‘Dual front class’ model as introduced by Elias ought, by virtue of the author’s tall name, be considered as presenting a plausible framework for addressing most of the Romanticism studies. But for the purpose of this article I think that this model needs a degree of ascertainment. It is hard to elude the question ‘What class of subjects to this model do we refer to’. In chapter eight of The Court Society Elias describes the disastrous conditions of the French nobility and report them (conditions) to have a might influence on their conscience.
Far from establishing the lawfullnes of this claims I will only illuminate the environment wherein nobles were caught and were bound to tolerate the diminished status of their strata and examinate the reasoning behind the category of ‘dual front class’. The issue of relation this category to one or other subject of French political system and to Romanticism phenomenon will be dominant in the article.
Old elite was being gradually dethroned by new one, which mainly acquired their status through purchase of that which constituted the core of court society – rank and sovereign’s favor. Noblesse de robe identified with highest ranks of buorguisie sidelined noblesse d’epee inside social piramid circumventing all etiquette and ceremonial, let alone descent or blood minutiae. “The ‘old’ nobles were beset by ennobled favorites and nobles of the robe. ”(Duindam and others, p.

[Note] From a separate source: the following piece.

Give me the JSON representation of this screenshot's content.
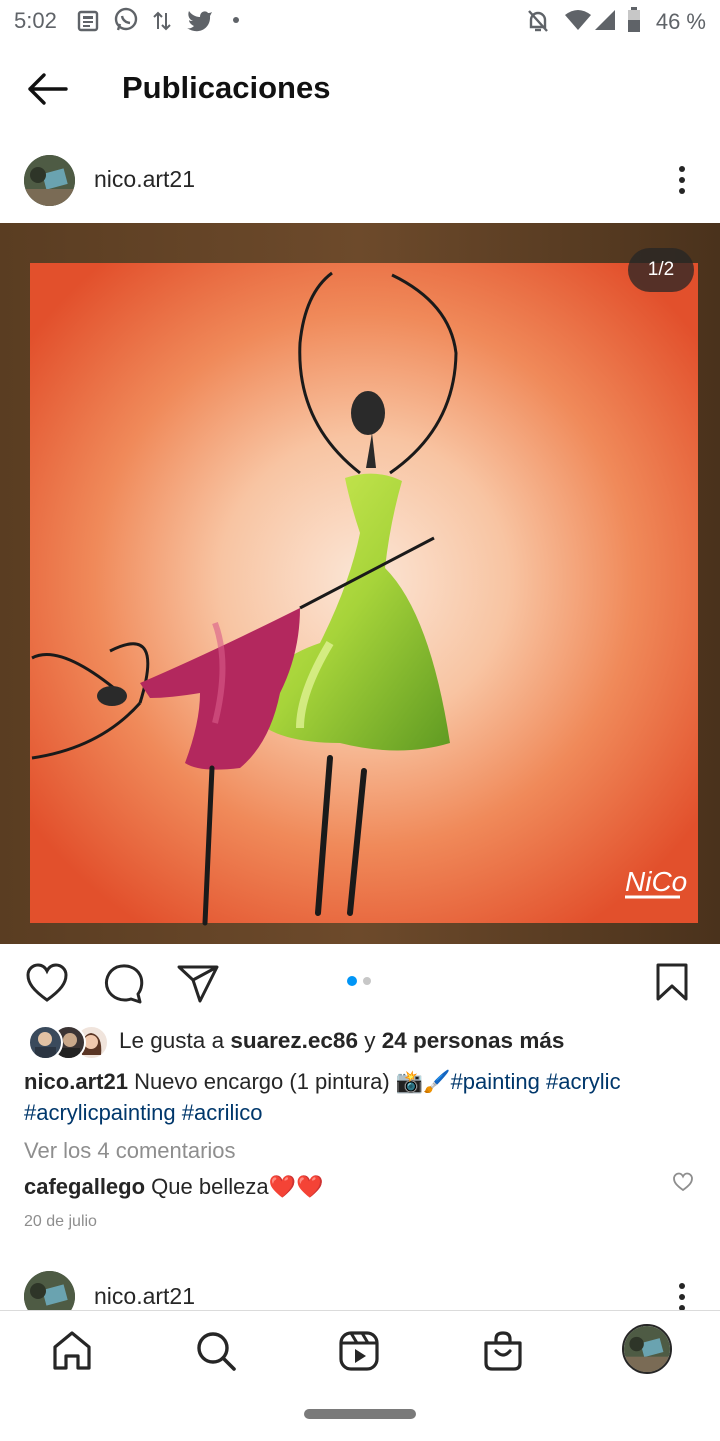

29) Societal virtues of courtier, which included rank and title, pedigree, office, the sovereign’s favor, money, influence over mistresses and king’s ministers, wit, personal merit, facial beauty, grace and comport were in the large part depreciated and transformed under the influence of transformation in power balance within the Piramid of society. Noblesse de robe and merchants, in Elias’s view, acquired a growing influence because they were upheld and abetted by king who led continuos struggle with nobles. I prefer to leave this assumption of Elias untouched until further time and delve into the panorama of society as pictured by author.
It is clear that under the condition when king practically took the side of bourgeoisie the courtiers practically lost the sense of existence. The fact of belonging to the court was no more a symbol of prestige, neither did etiquette and ceremonial connote perpetual competition for prestige and status. In the beginning, exemplary behavior, as suggested by Elias, was more than social stance, which has befallen the nobles by virtue of the descent but truly the only mean of prestige and status competition under the system constructed by sovereign.
The social stance was in fact indivisible from personal (private) life; the very distinction thereof originated, according to Elias, from the times of bourgeois society. Considering this, the dramatic split between the notion of court society dominated by comport and traditional virtues and that society which was simultaneously alienated and subdued by king’s introduction of Favoritism seems to have transfigured the whole societal construction.
That brought further division lines, inter alia, within the nobles clique and marked psychological and social changes. Several passages devoted to the nature of the process of social change in the 8th paragraph of “The Court Society” discussed the ‘number, length, density and strength of the chains of interdependence’. This newly shaped ‘interdependence’ practically meant emerging of functionalized, bureaucratic elite which had, among the political implications, deep emotional and nostalgical impact.